Con il quotidiano di ieri, così si diceva, oggi ci si incarta il pesce. Non Periscopio, la sua “informazione verticale” non invecchia mai e dal nostro archivio di quasi 50.000 articoli (disponibile gratuitamente) si pescano continuamente contenuti utili per integrare le ultime notizie uscite. Non troverete mai, come succede in quasi tutti i quotidiani on line,  le prime tre righe dell’articolo in chiaro… e una piccola tassa per poter leggere tutto il resto.

Sembra una frase retorica ma non lo è: “Periscopio è un giornale senza padrini e senza padroni”. Siamo orgogliosamente antifascisti, pacifisti, nonviolenti, femministi, ambientalisti. Crediamo nella Sinistra (anche se la Sinistra non crede più a se stessa), ma non apparteniamo a nessuna casa politica, non fiancheggiamo nessun partito e nessun leader. Anzi, diffidiamo dei leader e dei capipopolo, perfino degli eroi. Non ci piacciono i muri, quelli materiali come  quelli immateriali, frutto del pregiudizio e dell’egoismo. Ci piace “il popolo” (quello scritto in Costituzione) e vorremmo cancellare “la nazione”, premessa di ogni guerra e  di ogni violenza.

Periscopio è quindi un giornale popolare, non nazionalpopolare.
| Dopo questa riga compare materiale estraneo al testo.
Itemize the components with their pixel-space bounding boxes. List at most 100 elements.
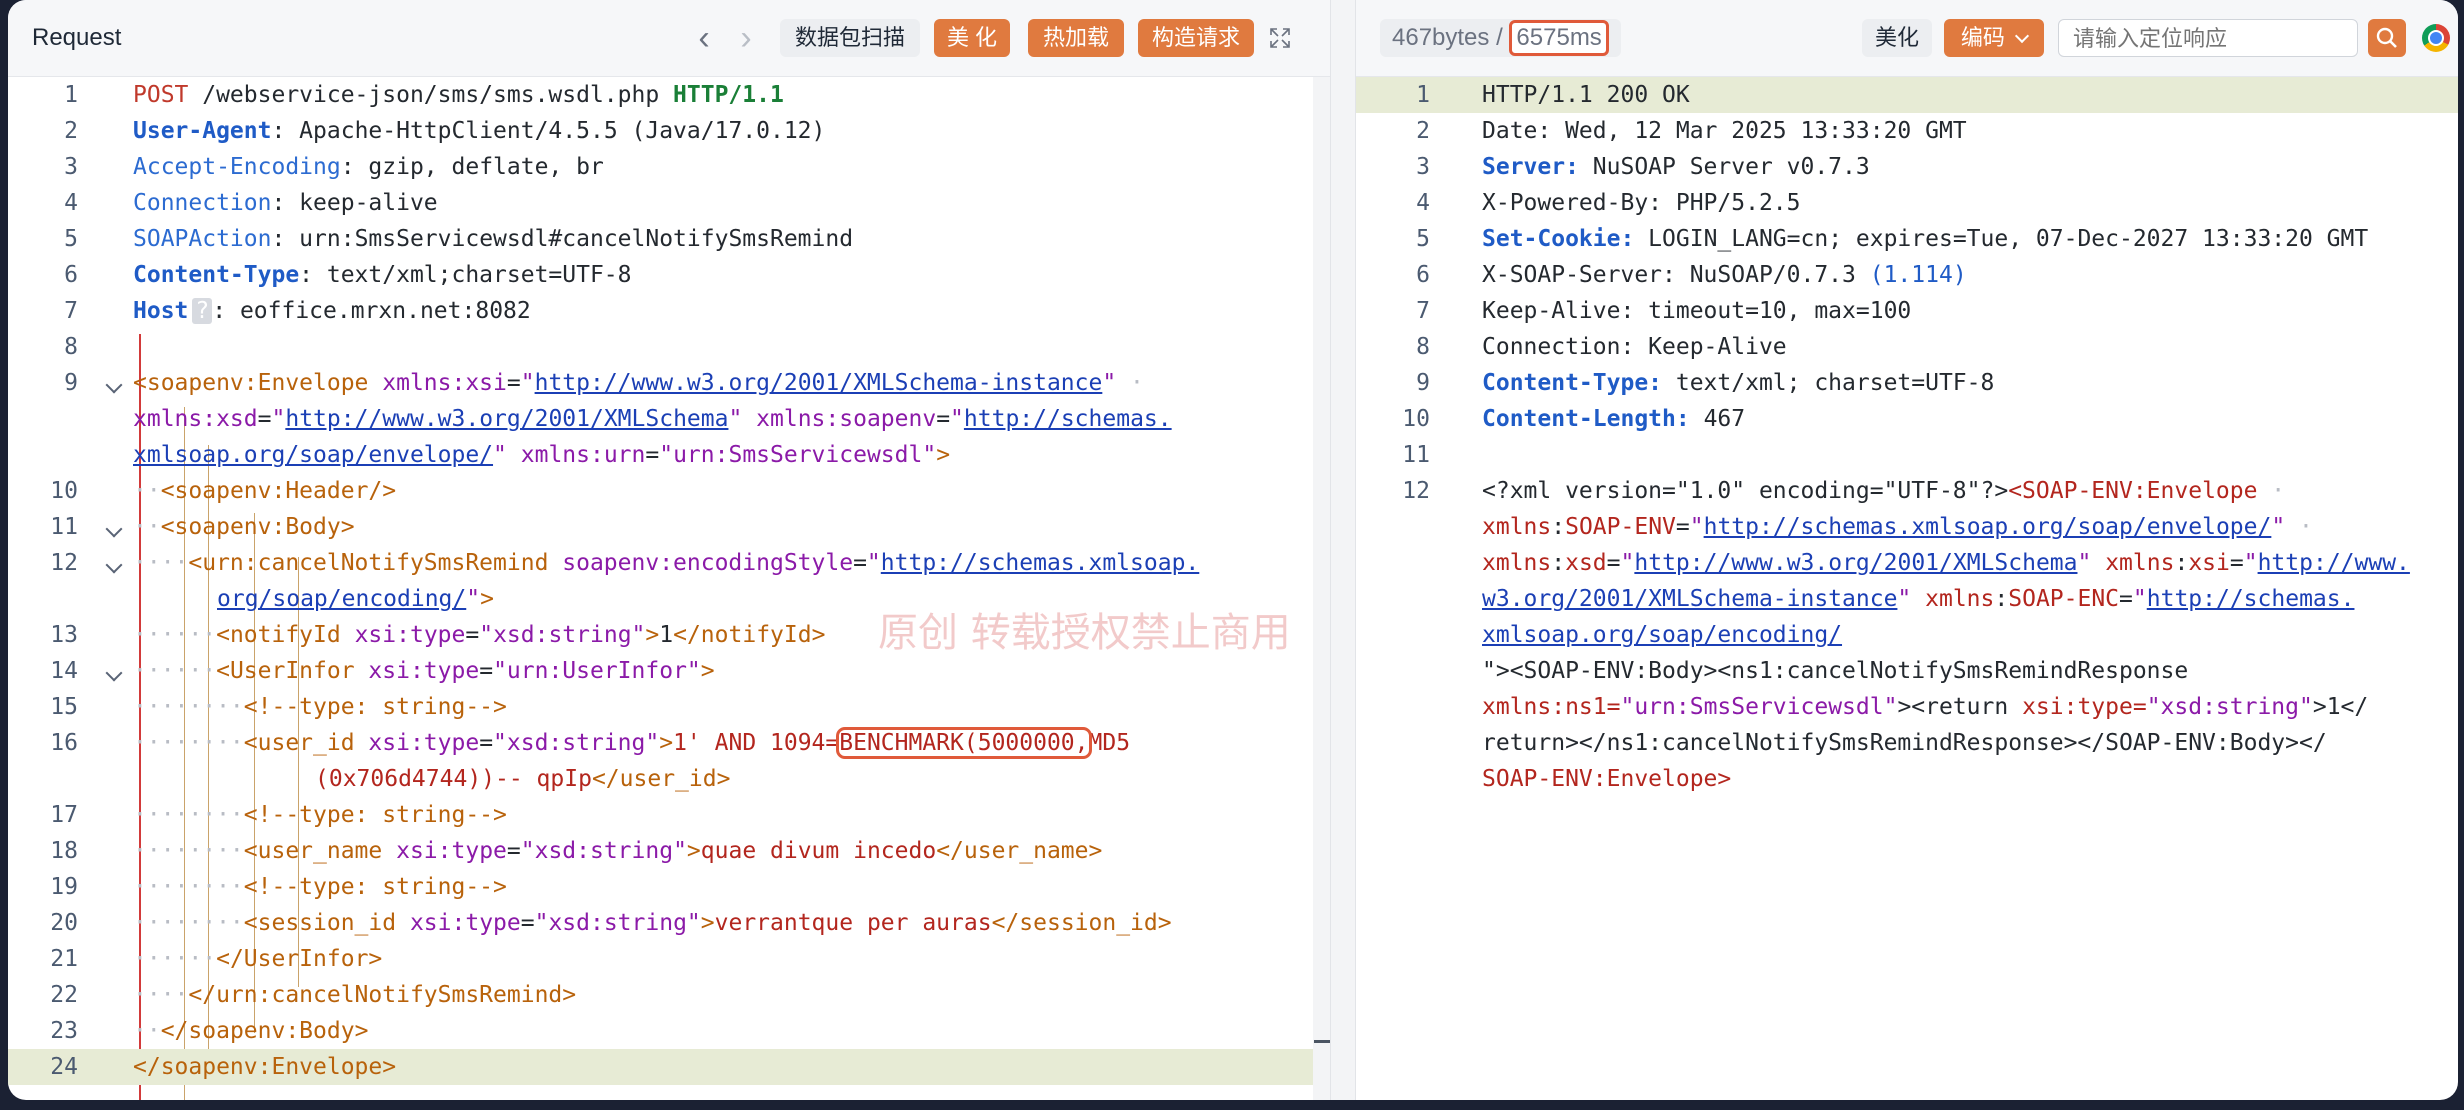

Un quotidiano “generalista”,  scritto per essere letto da tutti (“quelli che hanno letto milioni di libri o che non sanno nemmeno parlare” F. De Gregori), da tutti quelli che coltivano la curiosità, e non dalle elites, dai circoli degli addetti ai lavori, dagli intellettuali del vuoto e della chiacchiera.